The Court has ordered new trials, at which that evidence will now be admissible. So on those cases, it looks like the Crown is favoured at the re-trial. (On the other hand, the defence may have other arguments to make that they never had to advance at the first trial, so who knows?)

Overall, in a system that has both Crown and defence appeals, I don’t think you can have a hard-and-fast assessment as to which side is favoured on a re-trial. It depends very much on the context. Overall, I think the edge may go to the prosecution, because of the disclosure of the defence case that others have referred to.

This presents legal and ethical issues for the lawyer.


In other wrds, the lawyer can’t be a hiding place for the client’s evidence, but must try to keep the client’s confidences secret.

Second, helping the client hide evidence subjects the lawyer to criminal liability.
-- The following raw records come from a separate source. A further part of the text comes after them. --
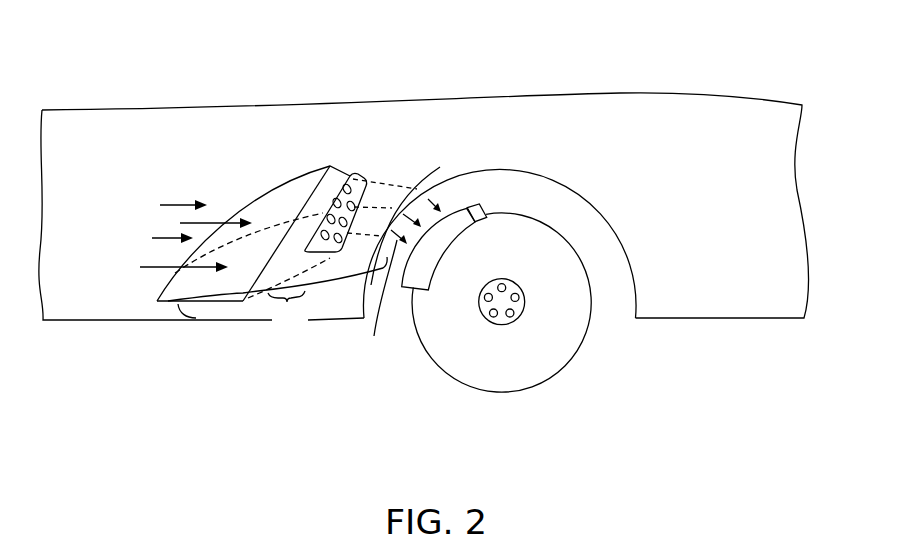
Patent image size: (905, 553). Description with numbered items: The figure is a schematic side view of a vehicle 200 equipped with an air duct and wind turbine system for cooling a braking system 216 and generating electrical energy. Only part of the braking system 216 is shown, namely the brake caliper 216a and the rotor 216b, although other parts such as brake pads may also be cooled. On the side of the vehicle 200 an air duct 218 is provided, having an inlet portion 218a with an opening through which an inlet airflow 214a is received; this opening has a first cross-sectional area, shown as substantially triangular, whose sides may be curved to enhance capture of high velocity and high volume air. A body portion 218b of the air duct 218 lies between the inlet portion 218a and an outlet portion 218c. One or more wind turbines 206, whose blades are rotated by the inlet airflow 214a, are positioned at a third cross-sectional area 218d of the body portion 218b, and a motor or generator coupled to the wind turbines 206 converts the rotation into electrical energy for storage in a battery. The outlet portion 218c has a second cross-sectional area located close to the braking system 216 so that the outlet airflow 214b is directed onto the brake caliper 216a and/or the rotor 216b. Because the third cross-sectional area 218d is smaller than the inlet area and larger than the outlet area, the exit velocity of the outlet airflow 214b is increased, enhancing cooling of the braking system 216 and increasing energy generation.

The vehicle 200 is at (178, 83).
The wind turbines 206 is at (352, 175).
The inlet airflow 214a is at (177, 203).
The outlet airflow 214b is at (374, 299).
The braking system 216 is at (385, 396).
The brake caliper 216a is at (480, 207).
The rotor 216b is at (448, 360).
The air duct 218 is at (272, 250).
The inlet portion 218a is at (167, 302).
The body portion 218b is at (341, 158).
The outlet portion 218c is at (428, 183).
The third cross-sectional area 218d is at (335, 249).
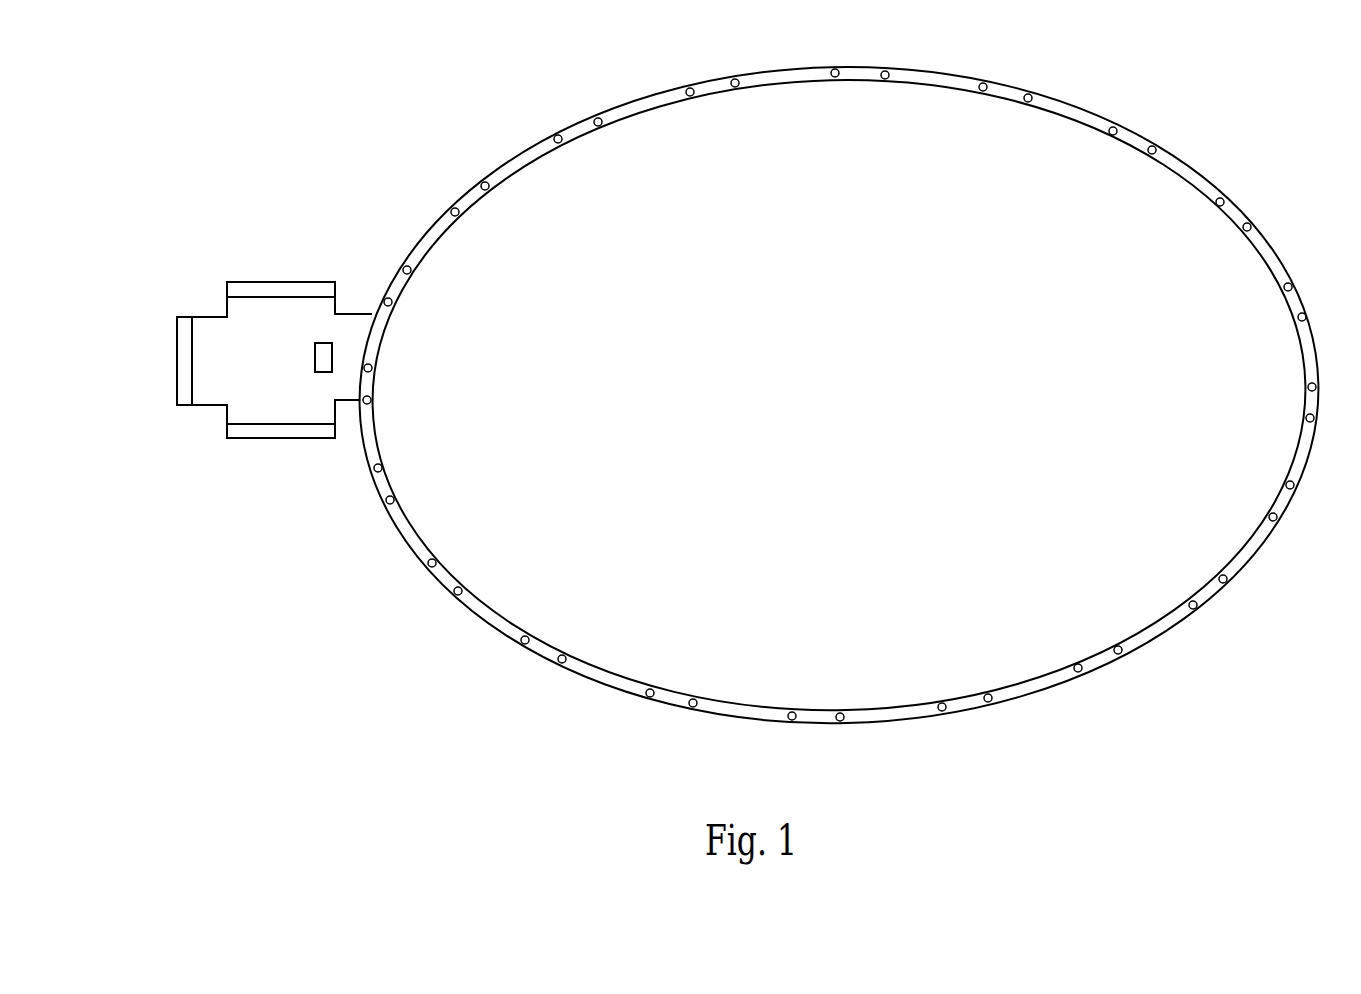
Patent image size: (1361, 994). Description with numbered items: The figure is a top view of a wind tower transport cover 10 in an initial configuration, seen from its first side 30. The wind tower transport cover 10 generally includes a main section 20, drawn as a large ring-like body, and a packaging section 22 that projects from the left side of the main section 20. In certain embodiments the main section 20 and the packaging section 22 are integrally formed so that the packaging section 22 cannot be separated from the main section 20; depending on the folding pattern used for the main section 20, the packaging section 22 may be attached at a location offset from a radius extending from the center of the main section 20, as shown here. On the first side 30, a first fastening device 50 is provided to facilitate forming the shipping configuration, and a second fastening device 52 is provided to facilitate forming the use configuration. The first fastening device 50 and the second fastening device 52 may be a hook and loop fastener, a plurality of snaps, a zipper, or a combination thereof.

The wind tower transport cover 10 is at (736, 471).
The main section 20 is at (510, 584).
The packaging section 22 is at (251, 354).
The first side 30 is at (1157, 550).
The first fastening device 50 is at (183, 318).
The second fastening device 52 is at (315, 345).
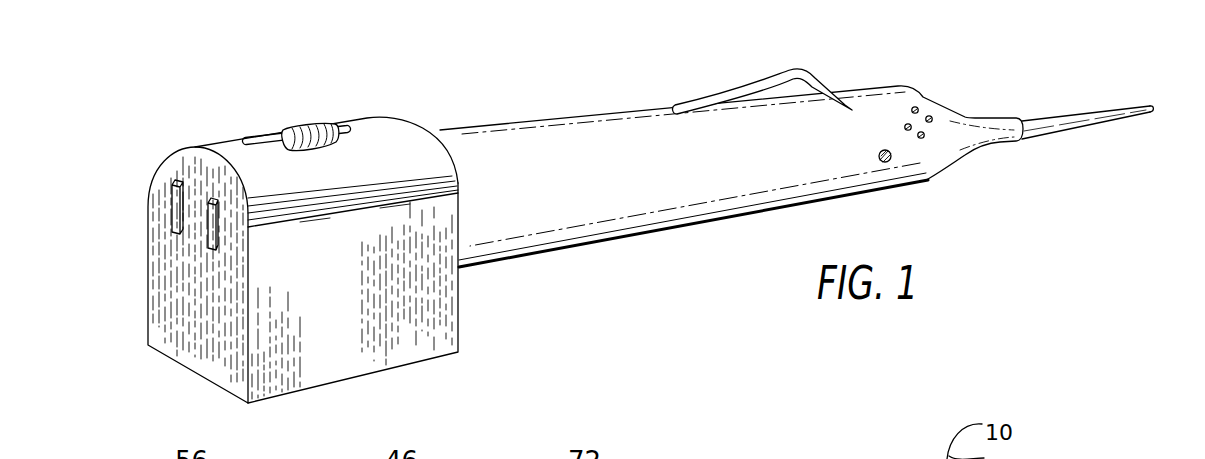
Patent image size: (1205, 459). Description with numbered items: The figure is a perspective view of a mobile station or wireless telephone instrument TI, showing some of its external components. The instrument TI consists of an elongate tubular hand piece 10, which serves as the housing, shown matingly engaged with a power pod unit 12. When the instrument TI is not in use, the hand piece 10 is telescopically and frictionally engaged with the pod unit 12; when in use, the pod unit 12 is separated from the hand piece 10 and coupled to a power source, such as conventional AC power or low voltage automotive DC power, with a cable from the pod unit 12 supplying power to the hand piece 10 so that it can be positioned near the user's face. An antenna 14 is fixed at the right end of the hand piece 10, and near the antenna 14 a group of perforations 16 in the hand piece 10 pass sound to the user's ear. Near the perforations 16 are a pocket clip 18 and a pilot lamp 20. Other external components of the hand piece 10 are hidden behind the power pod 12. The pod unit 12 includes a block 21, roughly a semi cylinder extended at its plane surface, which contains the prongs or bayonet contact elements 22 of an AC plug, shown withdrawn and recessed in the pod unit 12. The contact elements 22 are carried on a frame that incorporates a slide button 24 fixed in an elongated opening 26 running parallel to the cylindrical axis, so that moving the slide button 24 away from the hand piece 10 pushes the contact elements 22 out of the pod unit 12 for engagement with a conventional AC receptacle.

The hand piece 10 is at (860, 83).
The power pod unit 12 is at (387, 164).
The antenna 14 is at (1075, 130).
The perforations 16 is at (918, 109).
The pocket clip 18 is at (780, 74).
The pilot lamp 20 is at (892, 158).
The block 21 is at (420, 308).
The contact elements 22 is at (210, 237).
The slide button 24 is at (313, 127).
The elongated opening 26 is at (261, 141).
The wireless telephone instrument TI is at (571, 116).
So the lawyer has to turn over the evidence, even without a subpoena.

Don’t know how I missed this thread …

The general proposition is that the lawyer may not reveal inculpatory information he learns as a result of his representation of a client. If he takes notes during a client meeting, those notes are considered attorney work product, and may not be turned over, even under subpoena.

The situation changes a bit with actual physical evidence of a crime - the murder weapon, as SOAT posits above. In such cases, the attorney who has actual possession of such evidence is required to turn it over to the police, but he may not reveal how it came into his possession.

I imagine we could create a scenario in which that duty would severly damage client confidentiality… if the murder weapon is a letter opener engraved with “Gratefully Presented to Jack Jones, In Recognition of Faithful Service,” then the revelation of the murder weapon to police could certainly point the finger at client Jack Jones.

But if a lawyer is actually given the material, he must turn it over. If he merely observes it in situ, he may remain silent about it.

It’s a misapprehension. Most PDs have more trial experience than many inexpensive private attorneys. Most of them are overworked, yes, but they also know the system and they know how tro not get steamrollered by the prosecution.

Of course there are bad apples in any barrel. But the PD route is generally a good one.

To the OP:

It’s probably not a very meaningful question to ask generically which side is favored by a mistrial. Give no other facts, I’d agree with **Cliffy ** et al. that the prosecution is slightly favored. Problem is those messy facts. Once you add the facts of the case into the mix, the advantages and disadvantages that they reveal will outweigh any basic advantage. And I’m not talking about retrial after an appeal either. Very often a reversal on appeal effectively ends the case. That’s because in order to reverse, the appellate court has already decided that the error made in the trial court probably effected the result (appellate courts do not reverse if the error was harmless).

While witnesses may disappear, their testimony from the previous trial is admissible at the new trial.

If they do testify, their prior testimony is admissible if it is inconsistent with the witness’s testimony at the retrial.

This cuts both ways, though. If the prosecution tries to fondle a witness’s testimony in order to address a “surprise” defense, the prosecutor will have to work around the witness’s prior testimony. Many defenses are no longer surprises, BTW, because modern criminal procedure rules require disclosure of the defense before trial. E.g., Fed. R. Crim. P. 12.1-12.3 (requiring pretrial disclosure of alibi, insanity, and public authority defenses) and other aspects of the defense will probably be revealed in pretrial motions.

Newly discovered evidence is not grounds for a retrial unless the lawyer has a good reason for not discovering it the first time around, so it is unlikely to be of much help.

So it really depends on who is on the jury and what the witnesses say.